KS: I’m building on Pierre Bourdieu’s extension of Marxist capital to include forms of social and cultural status beyond economic assets. I’m using Bourdieu’s model to define trust capital as the accumulated resources that contribute to the trustworthiness of a person, organization, or business. So basically, all the stuff that makes someone or something trustworthy. When an entity is trustworthy, I think they have more influence over what is seen as ethical.
GI: During your presentation, you discussed whether the supply chain can be trusted to feed Canadian communities. What recommendations would you make to improve broken links in Canada’s beef supply chain?

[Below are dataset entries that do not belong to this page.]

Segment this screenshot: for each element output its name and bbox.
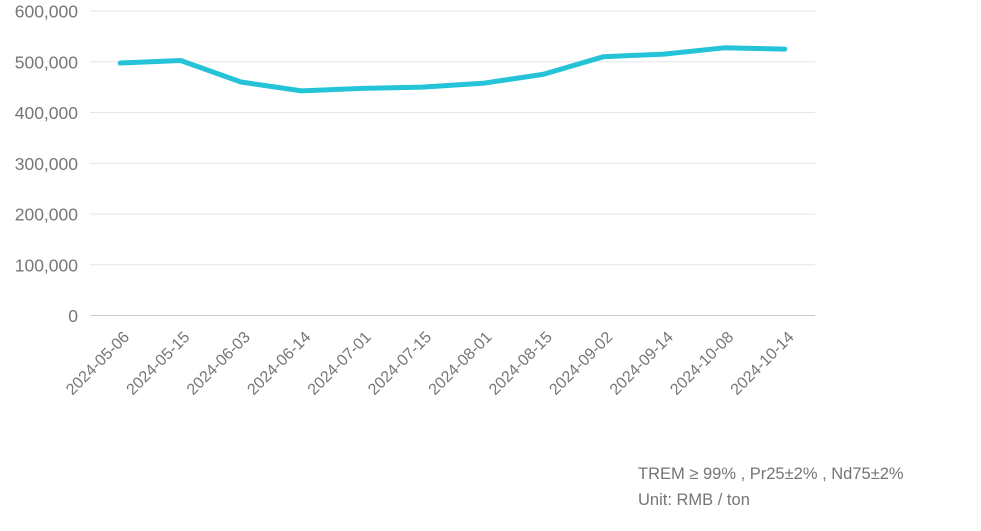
y-axis-tick-label: 400,000 (15, 103, 79, 123)
chart-annotation: TREM ≥ 99% , Pr25±2% , Nd75±2% Unit: RMB… (638, 461, 904, 513)
y-axis-tick-label: 100,000 (15, 255, 79, 275)
x-axis-tick-label: 2024-10-14 (728, 329, 798, 399)
x-axis-tick-label: 2024-08-15 (486, 329, 556, 399)
product-spec-note: TREM ≥ 99% , Pr25±2% , Nd75±2% (638, 465, 904, 483)
x-axis-tick-label: 2024-10-08 (667, 329, 737, 399)
y-axis-tick-label: 200,000 (15, 205, 79, 225)
x-axis-tick-label: 2024-08-01 (426, 329, 496, 399)
x-axis-tick-label: 2024-06-14 (244, 329, 314, 399)
y-axis-tick-label: 300,000 (15, 154, 79, 174)
x-axis-tick-label: 2024-05-06 (63, 329, 133, 399)
x-axis-tick-label: 2024-06-03 (184, 329, 254, 399)
x-axis-tick-label: 2024-07-01 (305, 329, 375, 399)
price-line-series (117, 45, 788, 94)
y-axis-tick-label: 600,000 (15, 2, 79, 22)
x-axis-tick-label: 2024-07-15 (365, 329, 435, 399)
x-axis-tick-label: 2024-09-14 (607, 329, 677, 399)
x-axis-tick-label: 2024-09-02 (546, 329, 616, 399)
y-axis-tick-label: 500,000 (15, 52, 79, 72)
y-axis-tick-label: 0 (68, 306, 78, 326)
x-axis-tick-label: 2024-05-15 (124, 329, 194, 399)
unit-note: Unit: RMB / ton (638, 491, 750, 509)
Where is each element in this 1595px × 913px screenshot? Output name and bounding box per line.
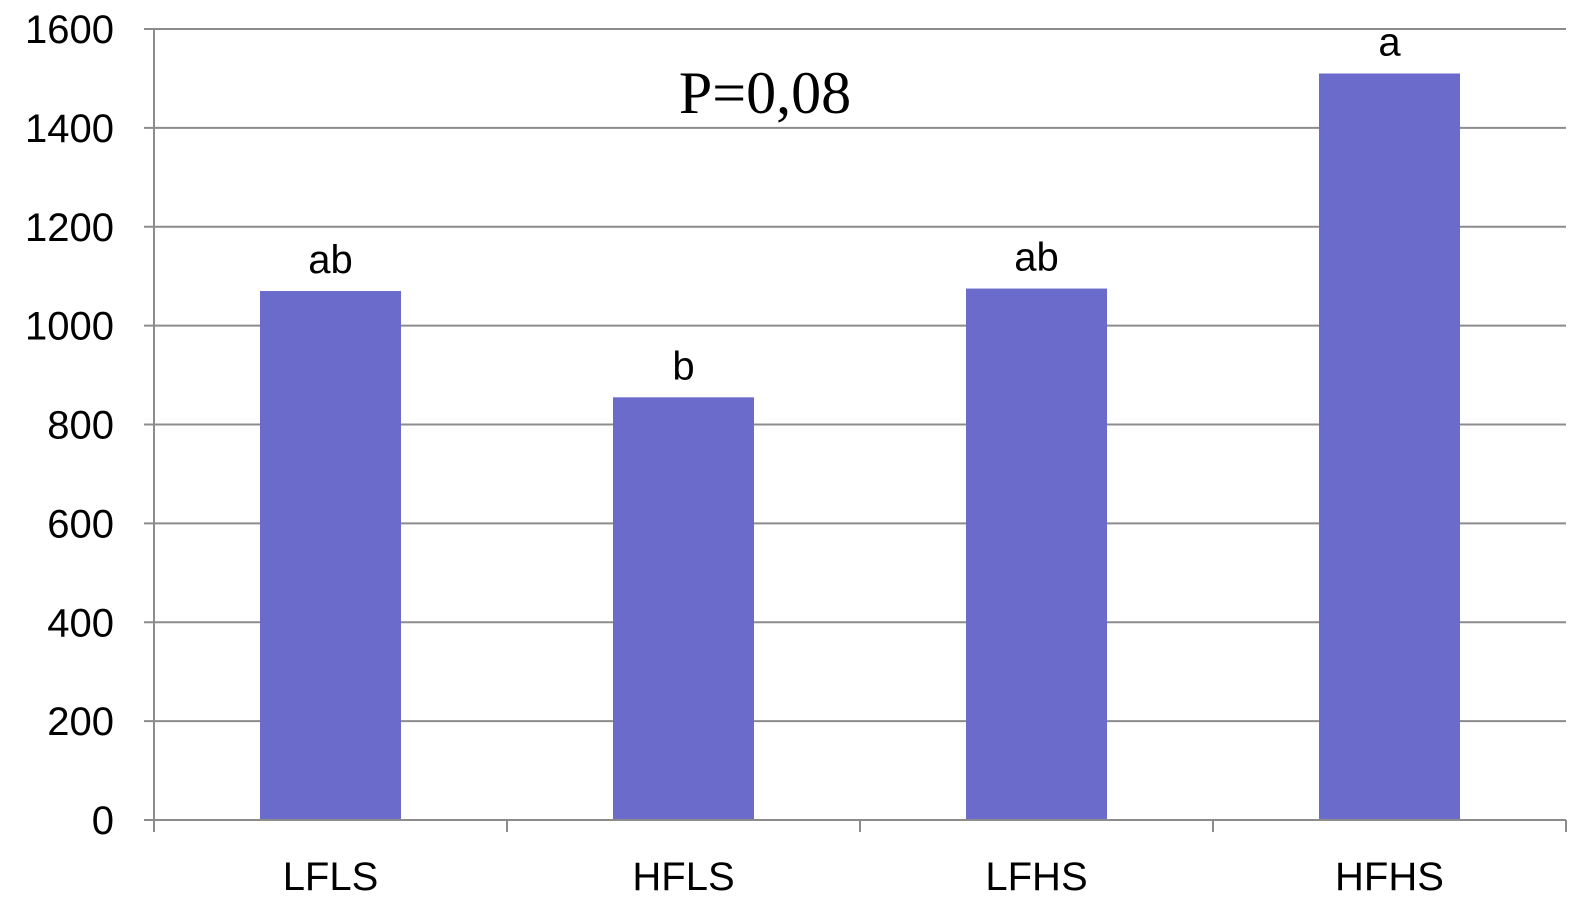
y-tick-label-600: 600 bbox=[47, 502, 114, 546]
y-tick-label-200: 200 bbox=[47, 700, 114, 744]
bar-LFLS bbox=[260, 291, 401, 820]
x-tick-label-HFLS: HFLS bbox=[632, 855, 734, 899]
x-tick-labels: LFLS HFLS LFHS HFHS bbox=[283, 855, 1444, 899]
bar-LFHS bbox=[966, 288, 1107, 820]
x-tick-label-LFLS: LFLS bbox=[283, 855, 379, 899]
axes bbox=[144, 28, 1567, 832]
x-tick-label-LFHS: LFHS bbox=[985, 855, 1087, 899]
y-tick-label-800: 800 bbox=[47, 404, 114, 448]
y-tick-label-1000: 1000 bbox=[25, 305, 114, 349]
y-tick-label-1400: 1400 bbox=[25, 107, 114, 151]
data-label-LFHS: ab bbox=[1014, 236, 1059, 280]
y-tick-label-0: 0 bbox=[92, 799, 114, 843]
data-label-HFHS: a bbox=[1378, 20, 1401, 64]
data-label-LFLS: ab bbox=[308, 238, 353, 282]
data-label-HFLS: b bbox=[672, 344, 694, 388]
y-tick-label-400: 400 bbox=[47, 601, 114, 645]
bar-HFLS bbox=[613, 397, 754, 820]
y-tick-label-1600: 1600 bbox=[25, 8, 114, 52]
p-value-annotation: P=0,08 bbox=[679, 60, 851, 126]
y-tick-label-1200: 1200 bbox=[25, 206, 114, 250]
bar-data-labels: ab b ab a bbox=[308, 20, 1401, 388]
bars bbox=[260, 73, 1460, 820]
y-tick-labels: 0 200 400 600 800 1000 1200 1400 1600 bbox=[25, 8, 114, 843]
bar-HFHS bbox=[1319, 73, 1460, 820]
x-tick-label-HFHS: HFHS bbox=[1335, 855, 1444, 899]
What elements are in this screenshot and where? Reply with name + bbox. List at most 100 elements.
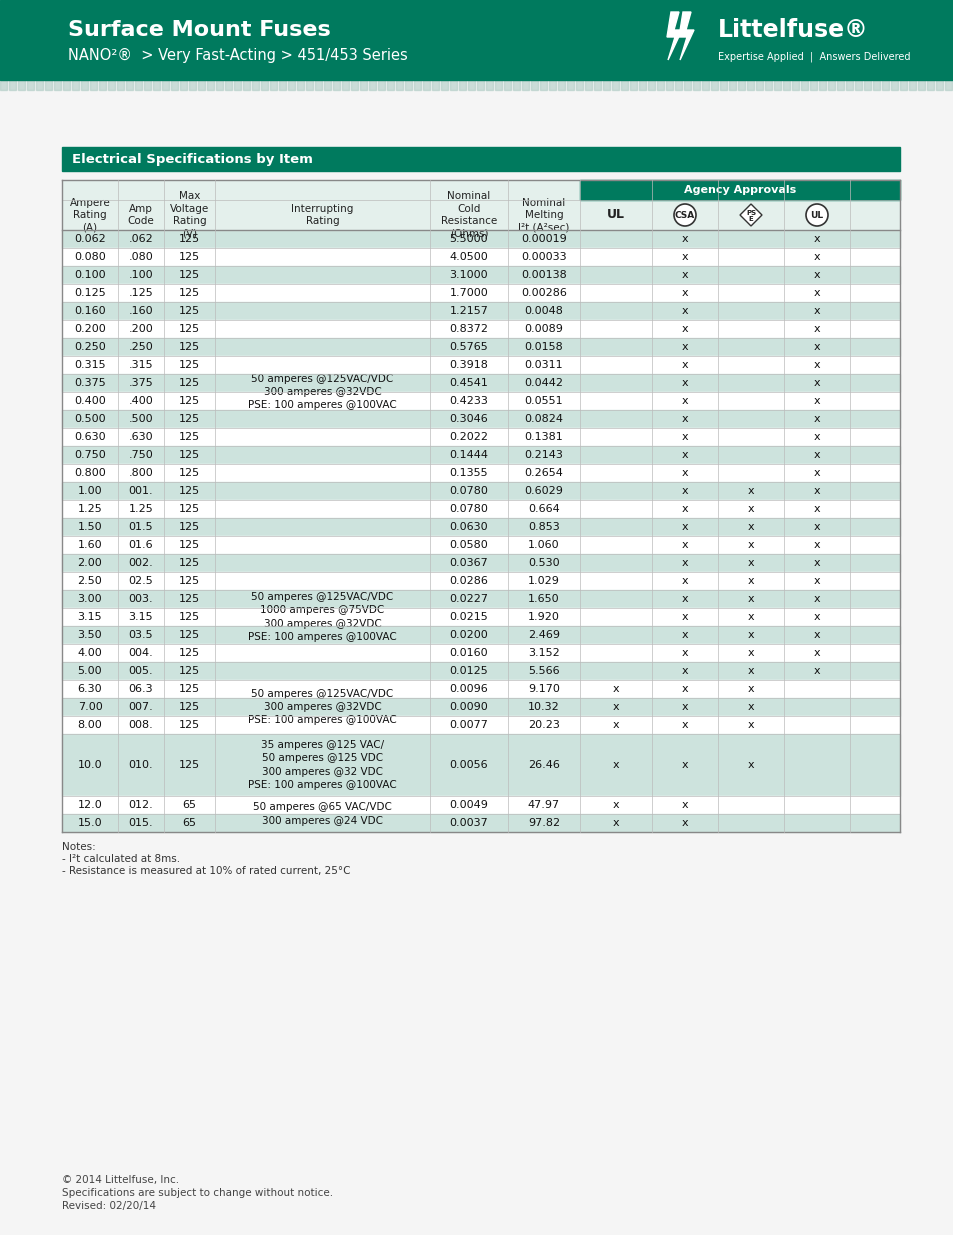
Text: 125: 125 bbox=[179, 396, 200, 406]
Text: 007.: 007. bbox=[129, 701, 153, 713]
Text: x: x bbox=[813, 450, 820, 459]
Text: 2.00: 2.00 bbox=[77, 558, 102, 568]
Text: 125: 125 bbox=[179, 252, 200, 262]
Text: 0.0551: 0.0551 bbox=[524, 396, 562, 406]
Text: .160: .160 bbox=[129, 306, 153, 316]
Text: x: x bbox=[747, 540, 754, 550]
Text: x: x bbox=[813, 522, 820, 532]
Text: x: x bbox=[681, 306, 688, 316]
Text: .200: .200 bbox=[129, 324, 153, 333]
Text: x: x bbox=[681, 540, 688, 550]
Text: 0.125: 0.125 bbox=[74, 288, 106, 298]
Text: 125: 125 bbox=[179, 359, 200, 370]
Bar bbox=[791, 80, 799, 90]
Text: 0.6029: 0.6029 bbox=[524, 487, 563, 496]
Text: 0.0286: 0.0286 bbox=[449, 576, 488, 585]
Bar bbox=[62, 464, 899, 482]
Text: x: x bbox=[612, 684, 618, 694]
Text: 0.0037: 0.0037 bbox=[449, 818, 488, 827]
Text: Max
Voltage
Rating
(V): Max Voltage Rating (V) bbox=[170, 191, 209, 238]
Text: x: x bbox=[681, 760, 688, 769]
Bar bbox=[225, 80, 232, 90]
Bar bbox=[629, 80, 637, 90]
Text: - Resistance is measured at 10% of rated current, 25°C: - Resistance is measured at 10% of rated… bbox=[62, 866, 350, 876]
Bar bbox=[548, 80, 556, 90]
Text: x: x bbox=[813, 270, 820, 280]
Text: 125: 125 bbox=[179, 324, 200, 333]
Bar bbox=[333, 80, 339, 90]
Text: 01.5: 01.5 bbox=[129, 522, 153, 532]
Text: 005.: 005. bbox=[129, 666, 153, 676]
Text: 0.0311: 0.0311 bbox=[524, 359, 562, 370]
Bar bbox=[513, 80, 519, 90]
Text: x: x bbox=[681, 252, 688, 262]
Bar bbox=[62, 446, 899, 464]
Text: 125: 125 bbox=[179, 450, 200, 459]
Text: .750: .750 bbox=[129, 450, 153, 459]
Text: 1.650: 1.650 bbox=[528, 594, 559, 604]
Text: 3.152: 3.152 bbox=[528, 648, 559, 658]
Bar bbox=[584, 80, 592, 90]
Text: x: x bbox=[681, 432, 688, 442]
Text: x: x bbox=[813, 414, 820, 424]
Bar bbox=[90, 80, 97, 90]
Text: 0.3918: 0.3918 bbox=[449, 359, 488, 370]
Text: 9.170: 9.170 bbox=[528, 684, 559, 694]
Text: .375: .375 bbox=[129, 378, 153, 388]
Bar bbox=[377, 80, 385, 90]
Bar bbox=[198, 80, 205, 90]
Bar bbox=[917, 80, 924, 90]
Bar bbox=[171, 80, 178, 90]
Bar bbox=[485, 80, 493, 90]
Text: x: x bbox=[747, 487, 754, 496]
Text: x: x bbox=[813, 613, 820, 622]
Text: 1.7000: 1.7000 bbox=[449, 288, 488, 298]
Text: 0.2654: 0.2654 bbox=[524, 468, 563, 478]
Text: 7.00: 7.00 bbox=[77, 701, 102, 713]
Text: 65: 65 bbox=[182, 818, 196, 827]
Text: 1.060: 1.060 bbox=[528, 540, 559, 550]
Bar bbox=[62, 590, 899, 608]
Text: x: x bbox=[681, 818, 688, 827]
Bar bbox=[62, 303, 899, 320]
Text: 0.0780: 0.0780 bbox=[449, 504, 488, 514]
Bar bbox=[845, 80, 852, 90]
Text: 008.: 008. bbox=[129, 720, 153, 730]
Bar bbox=[468, 80, 475, 90]
Text: x: x bbox=[747, 760, 754, 769]
Text: x: x bbox=[813, 324, 820, 333]
Polygon shape bbox=[666, 12, 681, 61]
Text: Specifications are subject to change without notice.: Specifications are subject to change wit… bbox=[62, 1188, 333, 1198]
Text: Agency Approvals: Agency Approvals bbox=[683, 185, 796, 195]
Bar bbox=[261, 80, 268, 90]
Bar bbox=[579, 180, 899, 200]
Bar bbox=[872, 80, 879, 90]
Text: x: x bbox=[681, 342, 688, 352]
Text: 6.30: 6.30 bbox=[77, 684, 102, 694]
Bar bbox=[720, 80, 726, 90]
Text: x: x bbox=[813, 468, 820, 478]
Text: 125: 125 bbox=[179, 414, 200, 424]
Text: x: x bbox=[681, 450, 688, 459]
Text: 0.0048: 0.0048 bbox=[524, 306, 563, 316]
Bar bbox=[215, 80, 223, 90]
Text: x: x bbox=[747, 558, 754, 568]
Bar bbox=[450, 80, 456, 90]
Bar bbox=[108, 80, 115, 90]
Text: 125: 125 bbox=[179, 522, 200, 532]
Text: 0.3046: 0.3046 bbox=[449, 414, 488, 424]
Text: 125: 125 bbox=[179, 760, 200, 769]
Text: .630: .630 bbox=[129, 432, 153, 442]
Bar bbox=[818, 80, 825, 90]
Bar bbox=[27, 80, 34, 90]
Bar bbox=[63, 80, 70, 90]
Text: Revised: 02/20/14: Revised: 02/20/14 bbox=[62, 1200, 156, 1212]
Text: UL: UL bbox=[606, 209, 624, 221]
Text: 1.25: 1.25 bbox=[77, 504, 102, 514]
Text: x: x bbox=[747, 720, 754, 730]
Bar bbox=[476, 80, 483, 90]
Bar bbox=[710, 80, 718, 90]
Text: x: x bbox=[747, 576, 754, 585]
Bar bbox=[45, 80, 52, 90]
Text: .500: .500 bbox=[129, 414, 153, 424]
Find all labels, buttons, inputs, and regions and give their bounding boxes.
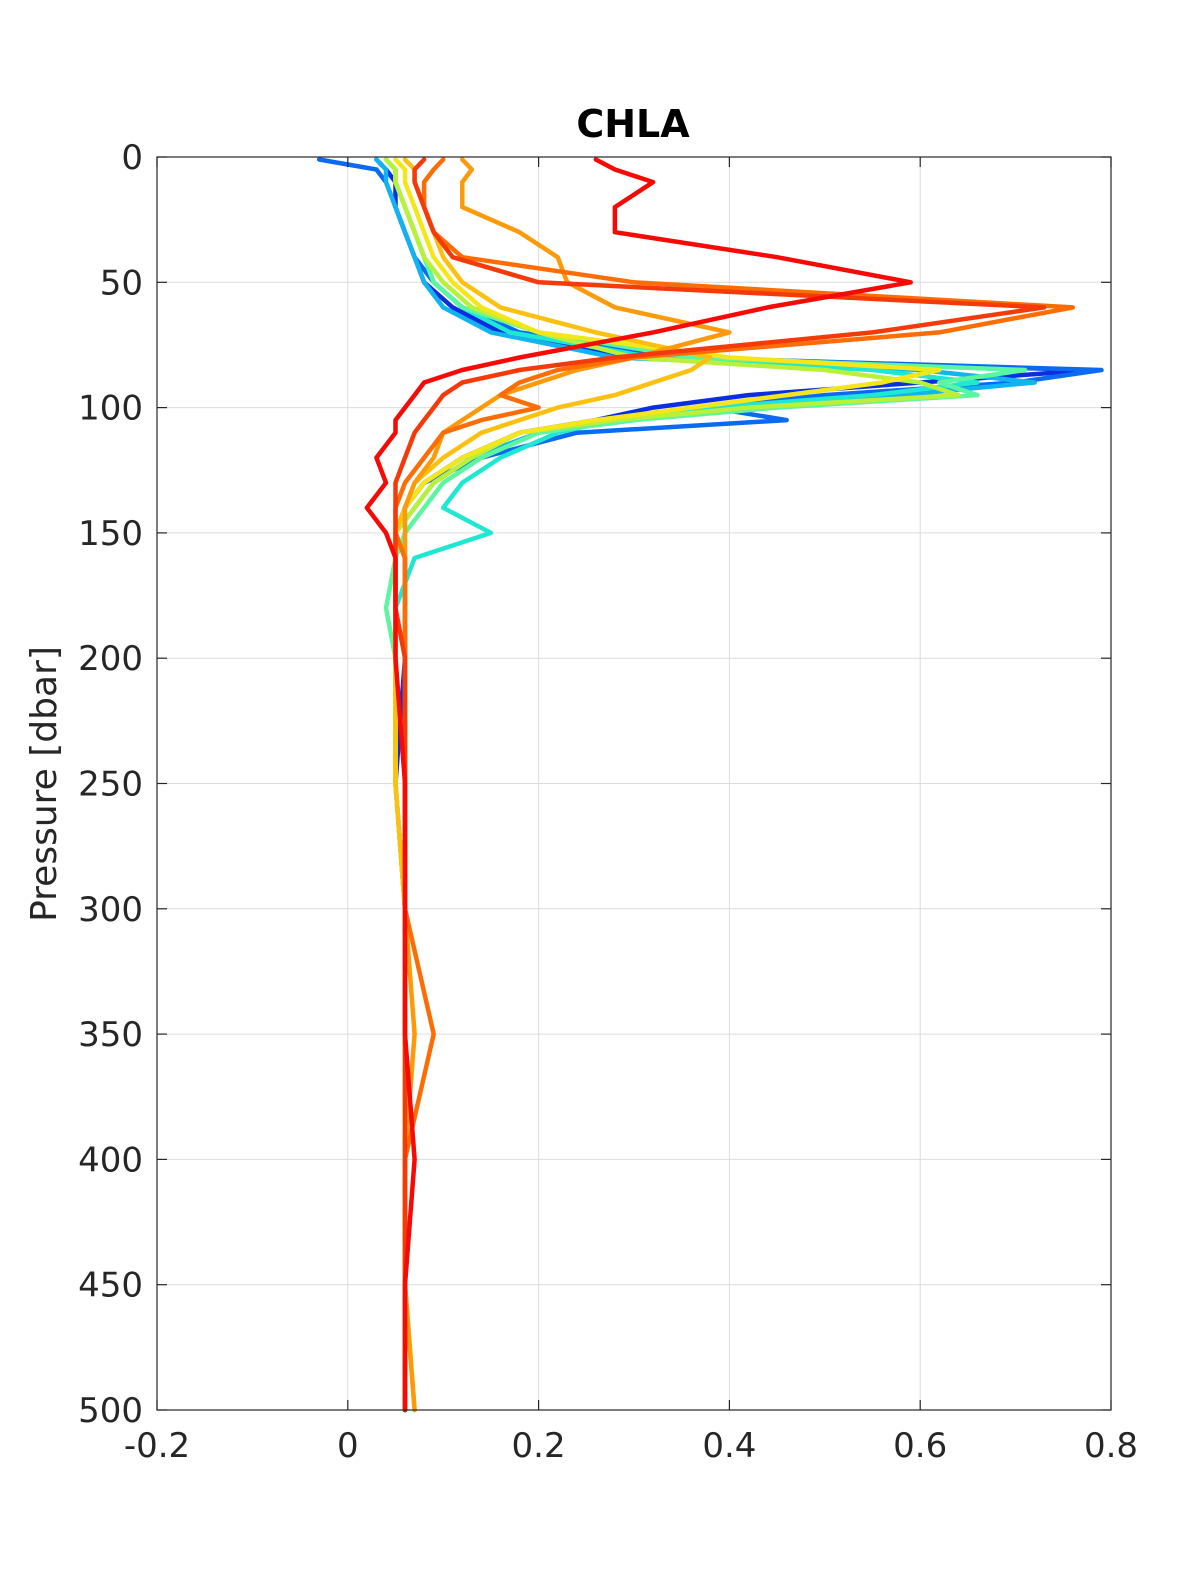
y-tick-label-0: 0 (121, 138, 143, 178)
y-tick-label-7: 350 (78, 1015, 143, 1055)
y-tick-label-8: 400 (78, 1140, 143, 1180)
y-tick-label-10: 500 (78, 1391, 143, 1431)
y-tick-label-5: 250 (78, 765, 143, 805)
x-tick-label-0: -0.2 (124, 1426, 190, 1466)
series-layer (316, 157, 1104, 1413)
y-tick-label-4: 200 (78, 639, 143, 679)
y-tick-label-3: 150 (78, 514, 143, 554)
profile-line-12 (364, 157, 913, 1413)
x-tick-label-2: 0.2 (512, 1426, 566, 1466)
y-tick-label-9: 450 (78, 1266, 143, 1306)
y-tick-label-2: 100 (78, 389, 143, 429)
axis-layer: -0.2 0 0.2 0.4 0.6 0.8 0 50 100 150 200 250 300 350 40… (78, 138, 1138, 1466)
x-tick-label-1: 0 (337, 1426, 359, 1466)
y-tick-label-1: 50 (100, 263, 143, 303)
y-axis-label: Pressure [dbar] (24, 646, 65, 922)
y-tick-label-6: 300 (78, 890, 143, 930)
profile-line-8 (393, 157, 713, 1413)
chart-title: CHLA (576, 102, 690, 146)
profile-line-11 (393, 157, 1047, 1413)
x-tick-label-3: 0.4 (702, 1426, 756, 1466)
x-tick-label-4: 0.6 (893, 1426, 947, 1466)
x-tick-label-5: 0.8 (1084, 1426, 1138, 1466)
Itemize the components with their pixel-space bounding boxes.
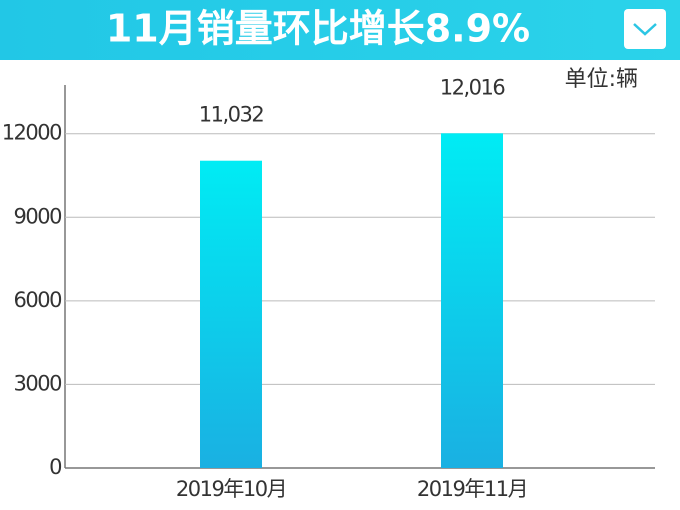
- y-tick-label: 3000: [14, 371, 62, 395]
- chart-title: 11月销量环比增长8.9%: [106, 7, 530, 51]
- y-tick-label: 6000: [14, 288, 62, 312]
- value-label: 12,016: [440, 75, 506, 99]
- title-banner: [0, 0, 680, 60]
- bar: [441, 133, 503, 468]
- y-tick-label: 9000: [14, 204, 62, 228]
- x-tick-label: 2019年11月: [417, 477, 527, 501]
- bar: [200, 160, 262, 468]
- y-tick-label: 0: [49, 455, 61, 479]
- dropdown-button[interactable]: [624, 9, 666, 49]
- unit-label: 单位:辆: [565, 67, 638, 92]
- value-label: 11,032: [199, 103, 264, 127]
- x-tick-label: 2019年10月: [176, 477, 286, 501]
- chevron-icon: [633, 23, 657, 36]
- y-tick-label: 12000: [2, 121, 61, 145]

KS: I don’t think there’s a one size fits all answer, but I particularly liked what one of the keynote speakers for the conference, Dr. Hobart, said about thinking about food systems in terms of melting instead of breakage and repair. Dr. Hobart spoke about how, unlike something breaking and being repaired, something that melts doesn’t become fixed in terms of stability which insists that we need to tend to it continually.
So, with that in mind, a perfect supply chain is one that runs without interruptions, is never broken, and delivers economic growth without human intervention. But as we’ve seen in the pandemic, the illusion of a smooth supply chain is only possible when risks are offloaded to various actors who are responsible for keeping the chain going. So, instead of that approach to maintaining the uninterrupted supply, I think the idea of tending to supply network relationships would create a more even distribution of risk, which I think would decrease risk overall.
To give a more concrete example: In Canada, we have a consolidated beef industry, where a small number of companies and plants control a large amount of the supply. This might seem safer in terms of enforcing top-down health and safety regulations. But as we saw with the closure of meatpacking plants during the pandemic, this kind of consolidated system is actually fragile because it falls apart when something unexpected happens. This breakdown has all kinds of unsafe repercussions for meatpackers, the environment, and the livelihoods of farmers and ranchers.
I think tending to these broken relationships will involve more diversified food networks or food ecologies that are more responsive to contextual regulation. For instance, the National Farmers Union in Canada has been calling for the opening of more provincially regulated or local abattoirs instead of these large federally regulated, consolidated packing plants. This would diversify the supply chain for when unexpected things happen. Lastly, Indigenous communities have been striving for centuries to retain relationships with their traditional territories and foods so that they’re not reliant on foods like beef that come from colonial systems.
GI: Before we wrap up, what do you think might be surprising to readers about your research and results? I was surprised to learn about the various ways beef is marketed towards Canadians.
KS: I think this depends on who you’re talking to what they find surprising. I noticed that Canadian supermarkets and the beef industry rely heavily on the conception that Canada is a nice, trustworthy, and tolerant country in order to present their brands as trustworthy.
Beef is also presented as this natural Canadian product that somehow emerged out of the wild frontier landscape. But it is actually part of ongoing land dispossession because ranching was used to lay claim for agriculture on behalf of the Dominion of Canada in the 19th century. As the beef industry grew, it decimated the bison population, with which Indigenous peoples had essential relationships with. But I don’t think my work would necessarily be surprising for Indigenous people, people of colour, and others whose identities aren’t centered in Canadian patriotism.
GI: Thank you, Kelsey, for taking the time to speak with me and sharing your research. I have certainly gained a new perspective on supply chains and the beef industry in Canada.
This interview has been edited for length and clarity.